Indeed, with a week to go before the Timbers open preseason camp, there will be plenty of time to get their new players on the same page while fine tuning a squad that brings back just about everyone from last year's Western Conference regular season title winners. And while it would be pretty easy to pencil out Portland’s two-deep depth chart today, Porter said Tshuma just might surprise some people with how big a role he plays this preseason.

“He’s a very exciting, young, dynamic attacking piece,” Porter said. “And usually you’re not getting those guys late first round, usually those guys are snatched up. … I’d be surprised if he’s not pushing to play, but at the same time we’re not relying on him to play.”

With a few of Portland’s key attackers recovering form injury – namely Zakuani and midfielder Diego Valeri – and winger Rodney Wallace out until midseason at least, Tshuma could get “thrown into the fire, especially in the preseason,” Porter said.

At the very least, Porter is extremely excited about his future with the club.

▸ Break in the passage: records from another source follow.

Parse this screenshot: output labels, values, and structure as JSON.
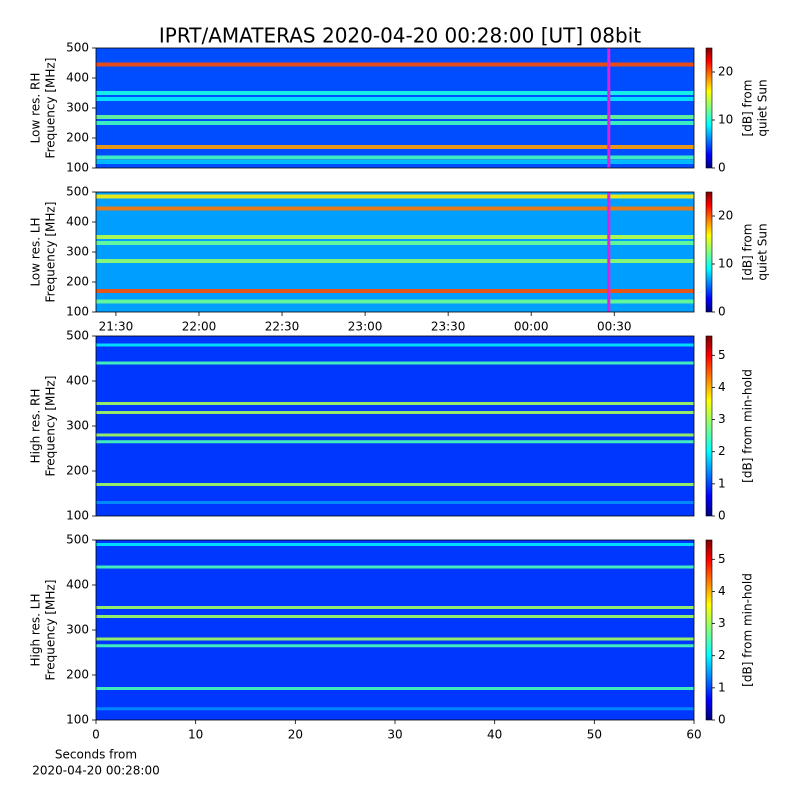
{
  "chart_data": [
    {
      "type": "heatmap",
      "title": "IPRT/AMATERAS 2020-04-20 00:28:00 [UT]   08bit",
      "ylabel": [
        "Low res. RH",
        "Frequency [MHz]"
      ],
      "ylim": [
        100,
        500
      ],
      "yticks": [
        100,
        200,
        300,
        400,
        500
      ],
      "xlim": [
        21.38,
        24.98
      ],
      "marker_time": 24.467,
      "marker_color": "#e020e0",
      "colorbar": {
        "label": [
          "[dB] from",
          "quiet Sun"
        ],
        "lim": [
          0,
          25
        ],
        "ticks": [
          0,
          10,
          20
        ]
      },
      "background": 5,
      "bands": [
        {
          "freq": 445,
          "value": 20
        },
        {
          "freq": 350,
          "value": 10
        },
        {
          "freq": 330,
          "value": 9
        },
        {
          "freq": 270,
          "value": 12
        },
        {
          "freq": 250,
          "value": 11
        },
        {
          "freq": 170,
          "value": 18
        },
        {
          "freq": 135,
          "value": 11
        },
        {
          "freq": 120,
          "value": 8
        }
      ]
    },
    {
      "type": "heatmap",
      "ylabel": [
        "Low res. LH",
        "Frequency [MHz]"
      ],
      "ylim": [
        100,
        500
      ],
      "yticks": [
        100,
        200,
        300,
        400,
        500
      ],
      "xlim": [
        21.38,
        24.98
      ],
      "xticks": [
        {
          "value": 21.5,
          "label": "21:30"
        },
        {
          "value": 22,
          "label": "22:00"
        },
        {
          "value": 22.5,
          "label": "22:30"
        },
        {
          "value": 23,
          "label": "23:00"
        },
        {
          "value": 23.5,
          "label": "23:30"
        },
        {
          "value": 24,
          "label": "00:00"
        },
        {
          "value": 24.5,
          "label": "00:30"
        }
      ],
      "marker_time": 24.467,
      "marker_color": "#e020e0",
      "colorbar": {
        "label": [
          "[dB] from",
          "quiet Sun"
        ],
        "lim": [
          0,
          25
        ],
        "ticks": [
          0,
          10,
          20
        ]
      },
      "background": 7,
      "bands": [
        {
          "freq": 485,
          "value": 16
        },
        {
          "freq": 445,
          "value": 19
        },
        {
          "freq": 350,
          "value": 14
        },
        {
          "freq": 330,
          "value": 12
        },
        {
          "freq": 270,
          "value": 13
        },
        {
          "freq": 170,
          "value": 20
        },
        {
          "freq": 135,
          "value": 12
        }
      ]
    },
    {
      "type": "heatmap",
      "ylabel": [
        "High res. RH",
        "Frequency [MHz]"
      ],
      "ylim": [
        100,
        500
      ],
      "yticks": [
        100,
        200,
        300,
        400,
        500
      ],
      "xlim": [
        0,
        60
      ],
      "colorbar": {
        "label": [
          "[dB] from min-hold"
        ],
        "lim": [
          0,
          5.6
        ],
        "ticks": [
          0,
          1,
          2,
          3,
          4,
          5
        ]
      },
      "background": 1,
      "bands": [
        {
          "freq": 480,
          "value": 2
        },
        {
          "freq": 440,
          "value": 2.5
        },
        {
          "freq": 350,
          "value": 3
        },
        {
          "freq": 330,
          "value": 3
        },
        {
          "freq": 280,
          "value": 3
        },
        {
          "freq": 265,
          "value": 2.5
        },
        {
          "freq": 170,
          "value": 3
        },
        {
          "freq": 130,
          "value": 1.5
        }
      ]
    },
    {
      "type": "heatmap",
      "ylabel": [
        "High res. LH",
        "Frequency [MHz]"
      ],
      "ylim": [
        100,
        500
      ],
      "yticks": [
        100,
        200,
        300,
        400,
        500
      ],
      "xlim": [
        0,
        60
      ],
      "xticks": [
        0,
        10,
        20,
        30,
        40,
        50,
        60
      ],
      "xlabel": [
        "Seconds from",
        "2020-04-20 00:28:00"
      ],
      "colorbar": {
        "label": [
          "[dB] from min-hold"
        ],
        "lim": [
          0,
          5.6
        ],
        "ticks": [
          0,
          1,
          2,
          3,
          4,
          5
        ]
      },
      "background": 1,
      "bands": [
        {
          "freq": 490,
          "value": 2
        },
        {
          "freq": 440,
          "value": 2.5
        },
        {
          "freq": 350,
          "value": 3
        },
        {
          "freq": 330,
          "value": 3
        },
        {
          "freq": 280,
          "value": 3
        },
        {
          "freq": 265,
          "value": 2.5
        },
        {
          "freq": 170,
          "value": 2.5
        },
        {
          "freq": 125,
          "value": 1.5
        }
      ]
    }
  ]
}
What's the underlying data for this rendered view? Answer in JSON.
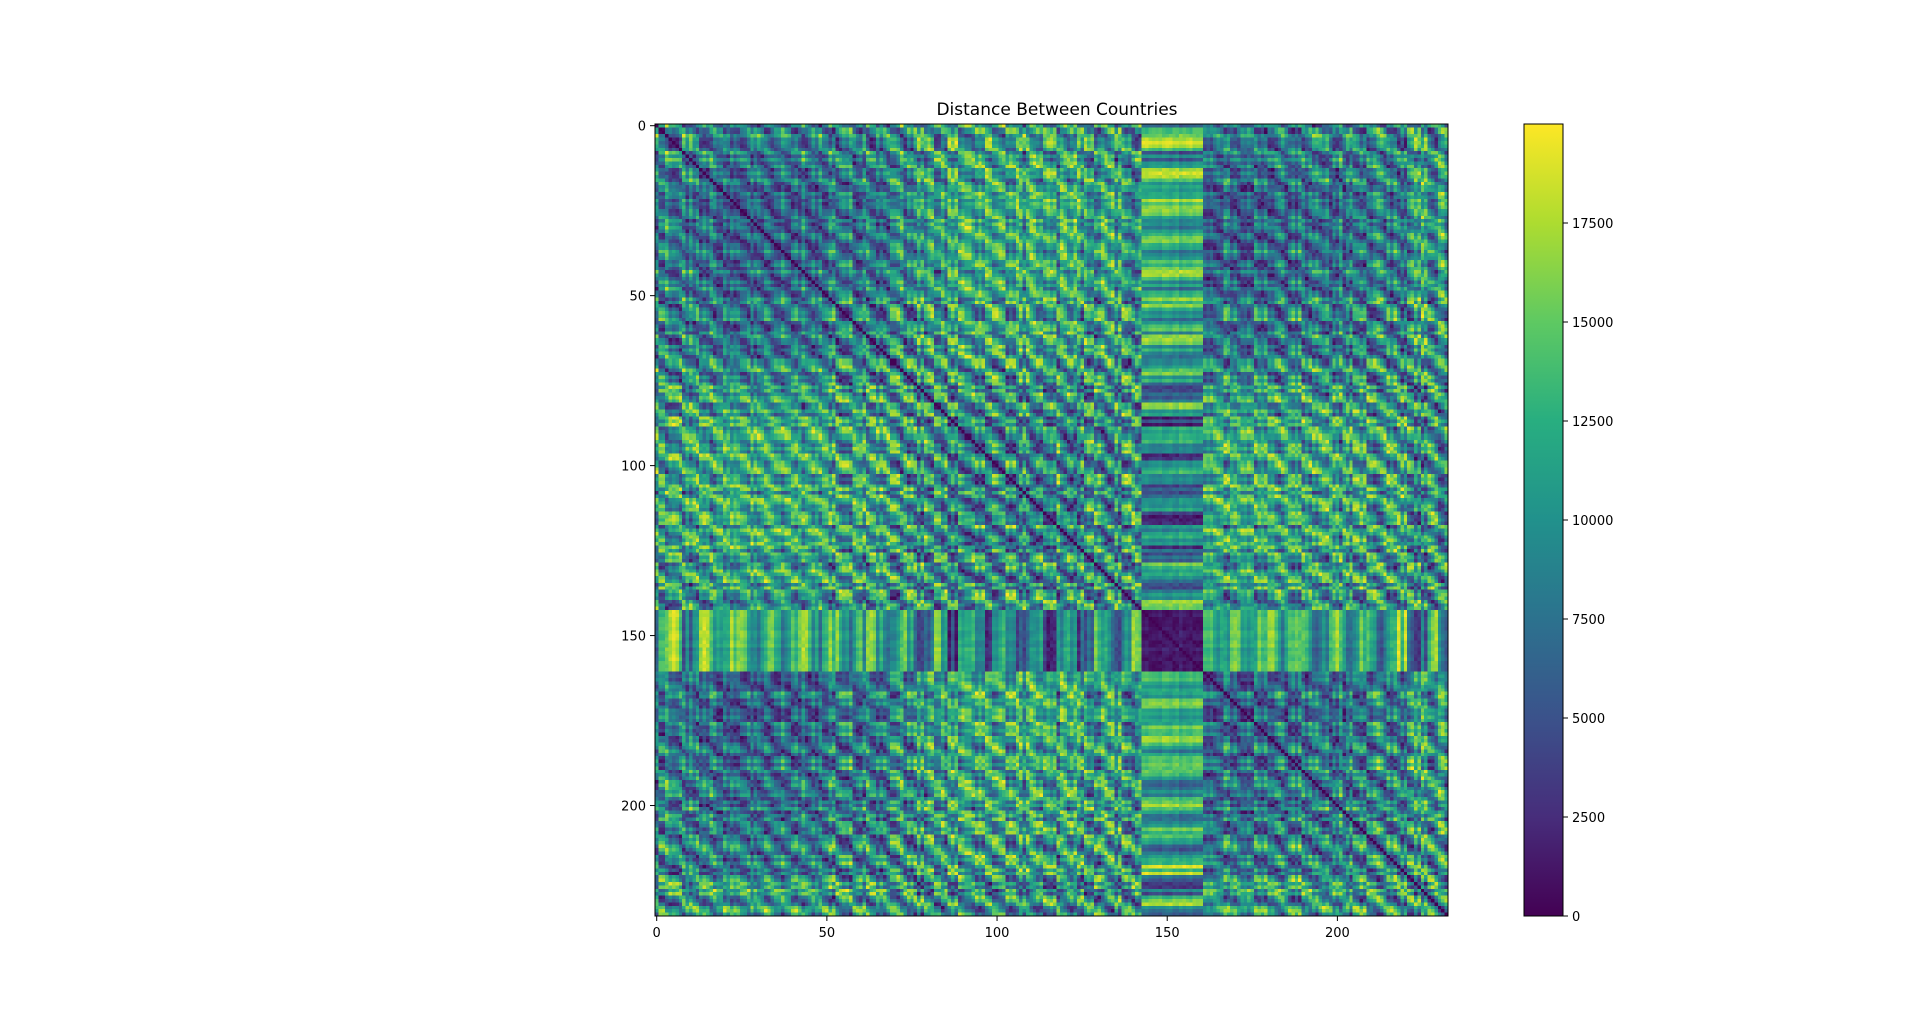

HIGHLIGHTS: Schillo Tshuma

“I was looking to find a young attacking player to develop and work with because I really enjoy that, and again it’s part of our succession planning,” Porter said. “We had eight guys that we thought we’d get in that 17 spot, and honestly weren’t prepared for him to be available and as soon as he was we didn’t have to think twice about it.”

And Tshuma, a native of Zimbabwe, who starred for two years at Maryland after coming to the Washington, D.C., suburbs in 2008 as part of a partnership between Grassroots Soccer and Episcopal High School in Alexandria, Va., is ecstatic to mesh his talents with Porter’s attack-orientated tactics.

“Just hearing my name being called out by the Timbers, it’s one of the best moments of my life,” Tshuma told in a phone conversation following the draft. “I didn’t believe it at first.”

Now he’s just one more weapon in Porter’s arsenal.

“We’re all ready for year two and trying to take that next step, although there are not a lot of steps to take,” Porter said. “… We don’t need to throw the baby out with the bathwater. We just need to do what we did last year and do it a little bit better than we did at the end of the year.”